Ничего не поделаешь, Олег Николаевич, все известные люди рано или поздно проходят испытание материальным достатком. И вам тоже придется этот экзамен на вшивость выдержать.
Вспоминается, как в 70-м году, когда Ефремов пришел во МХАТ, главным его врагом стал почему-то главный администратор основной сцены В.Л. Эдельман. Не знаю, что между ними произошло, но О.Н. громогласно заявлял, что «этот пройдоха первый, от кого надо избавиться, он компрометирует театр». В ответ тот старался быть как можно менее заметным, избегал личных встреч и вообще вел себя тише воды ниже травы. А потом Виктор Лазаревич фактически стал подрядчиком при строительстве дачи Олега Николаевича в Валентиновке и уже входил в кабинет к нему по-свойски, «без доклада». Это раздражало Ефремова, у него проступали желваки на скулах, дергался кадык, глаза опускались долу, но… Он терпел. Вынужден был терпеть.
К чему я это рассказываю? Ради одной простой мысли: даже в таком заведении, как театр, возможны нормальные, человеческие отношения. Без закулисных интриг, без отчаянной борьбы за «место под солнцем». Надо только всегда и во всем оставаться человеком, не делать ближнему своему гадостей, не предавать.
Моя первая большая роль
Весной 1963 года Олег Николаевич решил обновить состав спектакля «Старшая сестра». Вместо Ефремова, Толмачевой и Покровской были назначены Щербаков, Лаврова и Крылова.
На роль Кирилла, которого играл Игорь Кваша, претендентов было двое – Борис Ардов и я.
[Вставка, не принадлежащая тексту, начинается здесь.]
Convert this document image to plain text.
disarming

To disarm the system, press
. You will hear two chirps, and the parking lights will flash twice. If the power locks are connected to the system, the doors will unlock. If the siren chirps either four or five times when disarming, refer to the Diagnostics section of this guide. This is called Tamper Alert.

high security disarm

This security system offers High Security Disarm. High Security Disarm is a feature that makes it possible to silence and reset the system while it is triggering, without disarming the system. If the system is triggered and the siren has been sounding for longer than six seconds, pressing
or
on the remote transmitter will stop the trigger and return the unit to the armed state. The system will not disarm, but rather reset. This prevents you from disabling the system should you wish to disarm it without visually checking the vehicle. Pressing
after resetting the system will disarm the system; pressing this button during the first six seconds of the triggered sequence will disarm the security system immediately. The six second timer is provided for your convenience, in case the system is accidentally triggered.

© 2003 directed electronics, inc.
У Бориса заканчивался кандидатский стаж в театре, для него получение роли имело решающее значение. Режиссером по вводу назначили Г.Б. Волчек. Она провела с нами три или четыре репетиции, и на роль Кирилла утвердили меня. Боря страшно расстроился. Но при встрече пожал мне руку и не без горечи произнес: «Давай, Серега! Дерзай!» Никаких упреков, лишь отчаянный вздох сожаления вырвался из его груди. Он понимал, что его ожидает. В мае члены труппы проголосовали против того, чтобы оставить Ардова в театре.